Transducers can give different values of outputs to the same value of quantity being measured.

So the output value will be obtained by continuously increasing or continuously decreasing change. This effect is called hysteresis.

The difference between the decrease in change and increase in change on the system of measurement known as hysteresis error.

Non-Linearity error

In many Transducers linear relationship between the input and output is assumed over the working range. i.e., for the given input the obtained output will produce a graph of straight line.

But some times this linearity will not be occurred due to certain possible errors. The error is defined as the maximum difference from the straight line. It is known as Non-Linearity error. Various methods are used for the numerical expressions of the non-linearity error.

This error is generally defined by percentage of the full range output. We can identify the non-linearity error by observing the linear relationship of the input and output, plot them in a straight line on a graph.
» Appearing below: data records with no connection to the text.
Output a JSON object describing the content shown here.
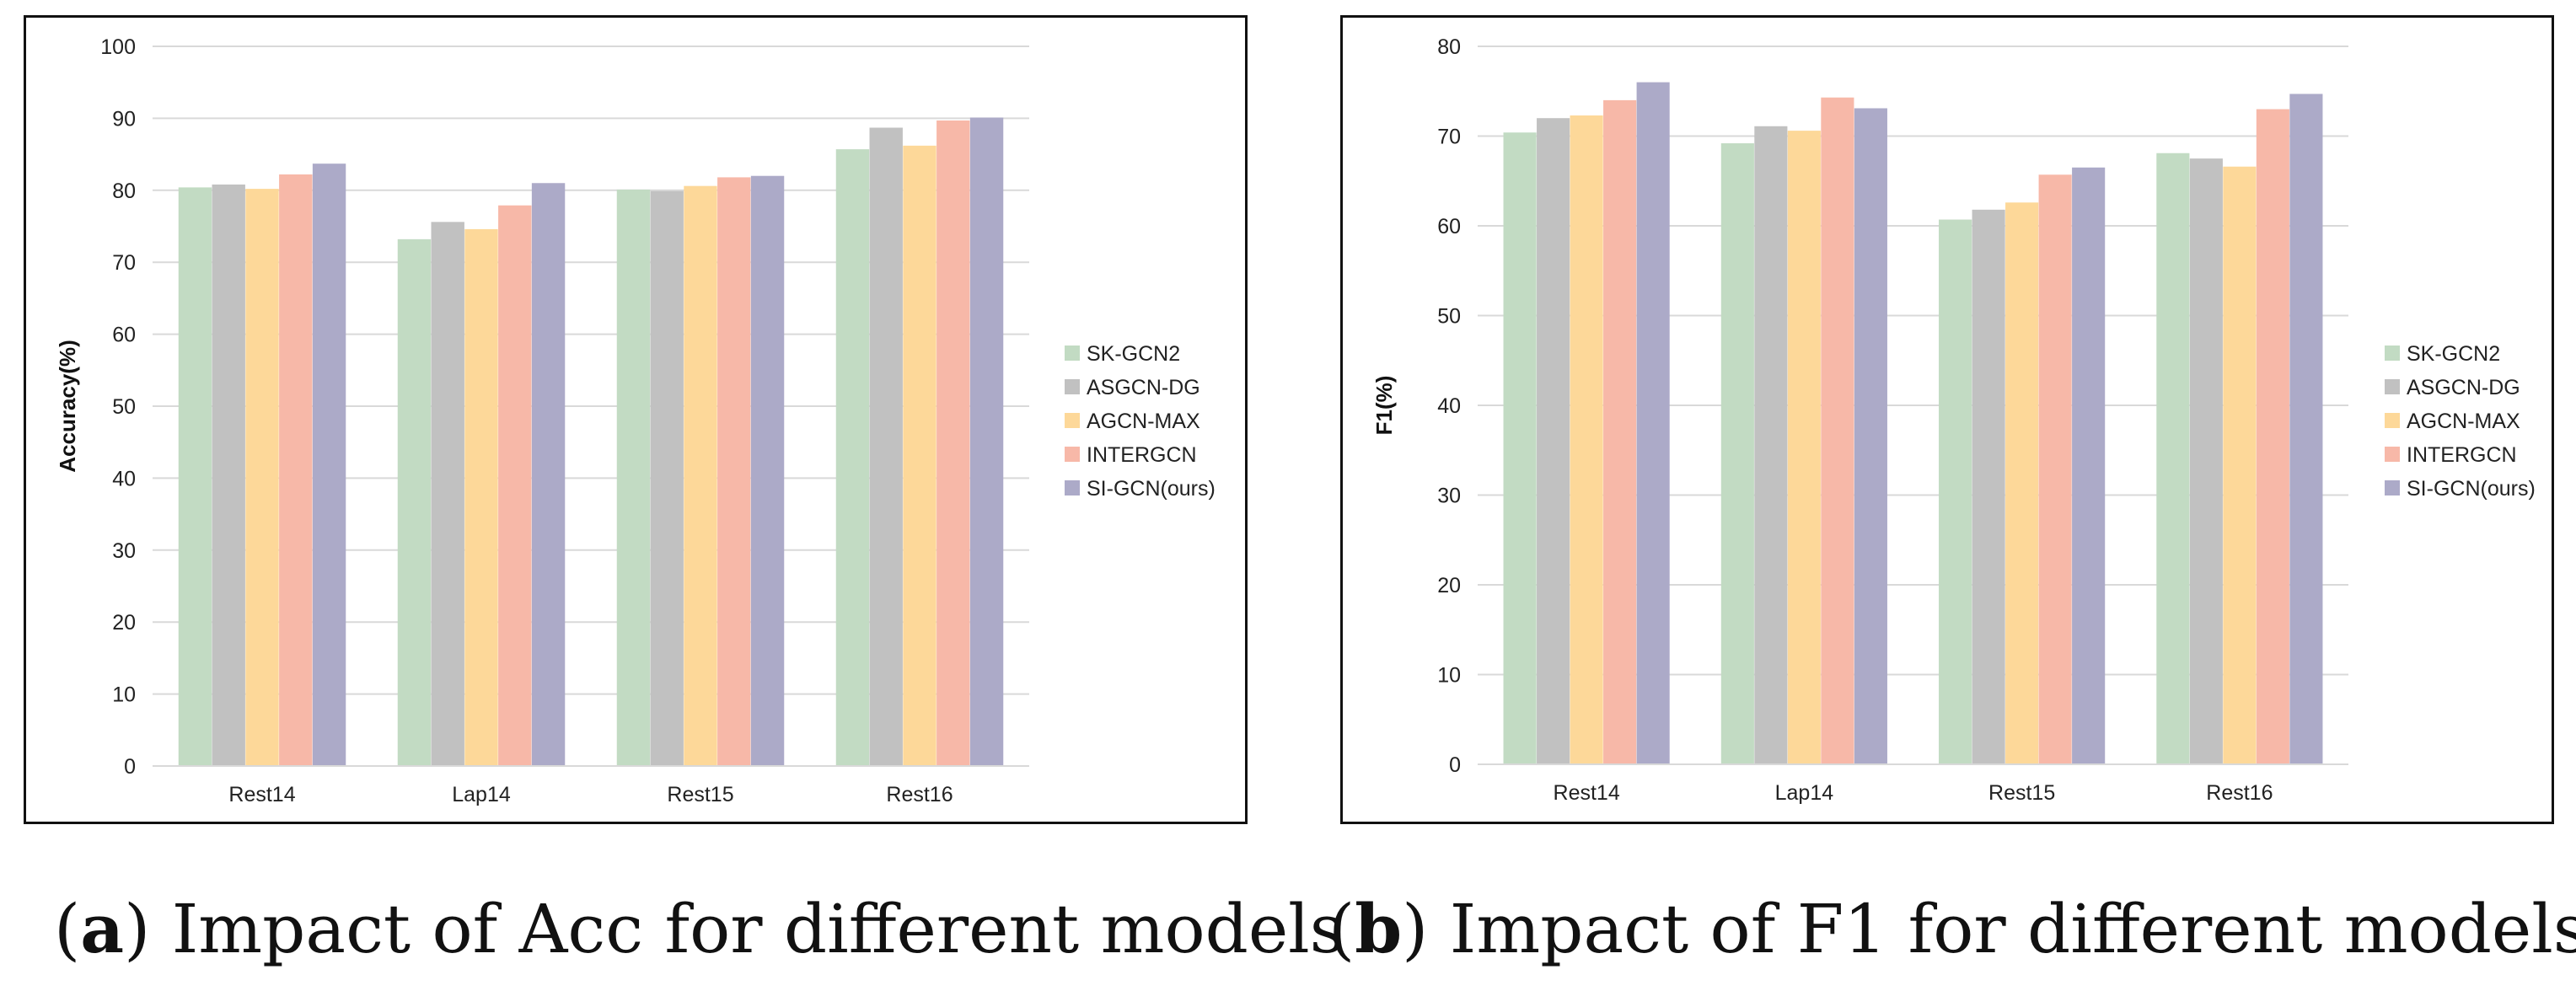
{
  "chart_data": [
    {
      "type": "bar",
      "title": "",
      "caption_label": "a",
      "caption_text": "Impact of Acc for different models",
      "xlabel": "",
      "ylabel": "Accuracy(%)",
      "ylim": [
        0,
        100
      ],
      "yticks": [
        0,
        10,
        20,
        30,
        40,
        50,
        60,
        70,
        80,
        90,
        100
      ],
      "grid": true,
      "legend_position": "right",
      "categories": [
        "Rest14",
        "Lap14",
        "Rest15",
        "Rest16"
      ],
      "series": [
        {
          "name": "SK-GCN2",
          "color": "#c2dbc3",
          "values": [
            80.4,
            73.2,
            80.1,
            85.7
          ]
        },
        {
          "name": "ASGCN-DG",
          "color": "#c1c1c1",
          "values": [
            80.8,
            75.6,
            79.9,
            88.7
          ]
        },
        {
          "name": "AGCN-MAX",
          "color": "#fdd899",
          "values": [
            80.2,
            74.6,
            80.6,
            86.2
          ]
        },
        {
          "name": "INTERGCN",
          "color": "#f7b8a8",
          "values": [
            82.2,
            77.9,
            81.8,
            89.7
          ]
        },
        {
          "name": "SI-GCN(ours)",
          "color": "#acaac8",
          "values": [
            83.7,
            81.0,
            82.0,
            90.1
          ]
        }
      ]
    },
    {
      "type": "bar",
      "title": "",
      "caption_label": "b",
      "caption_text": "Impact of F1 for different models",
      "xlabel": "",
      "ylabel": "F1(%)",
      "ylim": [
        0,
        80
      ],
      "yticks": [
        0,
        10,
        20,
        30,
        40,
        50,
        60,
        70,
        80
      ],
      "grid": true,
      "legend_position": "right",
      "categories": [
        "Rest14",
        "Lap14",
        "Rest15",
        "Rest16"
      ],
      "series": [
        {
          "name": "SK-GCN2",
          "color": "#c2dbc3",
          "values": [
            70.4,
            69.2,
            60.7,
            68.1
          ]
        },
        {
          "name": "ASGCN-DG",
          "color": "#c1c1c1",
          "values": [
            72.0,
            71.1,
            61.8,
            67.5
          ]
        },
        {
          "name": "AGCN-MAX",
          "color": "#fdd899",
          "values": [
            72.3,
            70.6,
            62.6,
            66.6
          ]
        },
        {
          "name": "INTERGCN",
          "color": "#f7b8a8",
          "values": [
            74.0,
            74.3,
            65.7,
            73.0
          ]
        },
        {
          "name": "SI-GCN(ours)",
          "color": "#acaac8",
          "values": [
            76.0,
            73.1,
            66.5,
            74.7
          ]
        }
      ]
    }
  ]
}
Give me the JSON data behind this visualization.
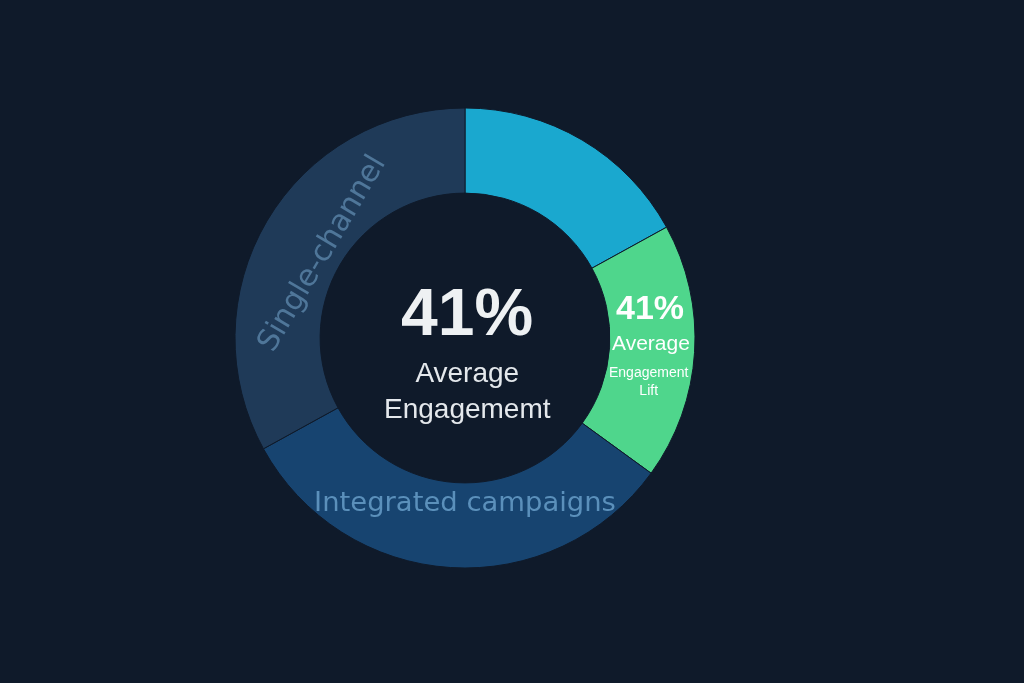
{
  "chart_data": {
    "type": "donut",
    "categories": [
      null,
      null,
      "Integrated campaigns",
      "Single-channel"
    ],
    "values": [
      17,
      18,
      32,
      33
    ],
    "colors": [
      "#1aa8cf",
      "#4fd68c",
      "#174470",
      "#1f3a58"
    ],
    "annotations": [
      "41%",
      "Average Engagememt",
      "41%",
      "Average",
      "Engagement Lift"
    ]
  }
}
Then the non-linearity function for the input and output also plot in the same graph. Surely, this non-linearity will not be in straight line. The difference between two graphs is called error (non-linearity error). Below image shows the graph of non-linearity error .

Non-Linearity error graph


Repeatability /reproducibility in transducer is defined as the ability to give the same output for the applications of the same input value.

The error occurring from the same output not given with repeated applications is usually expressed as a percentage of the full range output.

Repeatability = (max value- min value)/ full range * 100

For example, the maximum resistance measured in system of 100 ℃ is  75Ω and the minimum resistance is 0.1 Ω  of  the range (0 to 75 Ω), then the repeatability is calculated by

Repeatability = (75-0.1)/75  *100

Repeatability = 74.9/75 = 0.99 *100

Repeatability = 99

For the system the repeatability will be 99% for the same output value for the same input.


Stability of a transducer is the performance of a transducer which will give the same output when used to measure the same input for a period of time.

Normally, stability is nothing but for the constant given input the output will be stable only for given period of time in the measurement system.


The term drift is used to describe the change in output for a given period of time for the same input.

The drift may be expressed as percentage of the full range of output. There is a term called  Zero Drift  which is used to describe the change in output on the system when there is no input or zero input.

Dead Band

The dead band of a transducer is the range of input values in the system for which there will be no output.

For example , in a Load measurement system the change of resistance will define the amount of weight but if there will be no output for some range of input after that output will occur similarly.

The space / time where there is no output for the input is known as Dead Band or Dead space.


When the input varies continuously over the range in the system, which may cause small change in output signals. Resolution is nothing but small change in input will cause the observable change in output also.

For example, in wire wound potentiometer the slider moves from one turn to the next one which will change the output resistance reasonably. For a transducer giving a digital output will produce a smallest change in output signal is 1 bit.

Output Impedance

The term output impedance comes to the action in transducers is when it gives an electrical signal output is interfaced with an electronic circuit.

Because this impedance is being connected with circuits either in series or parallel connection. The process of this action will gradually modify the behavior of the system to which it is connected.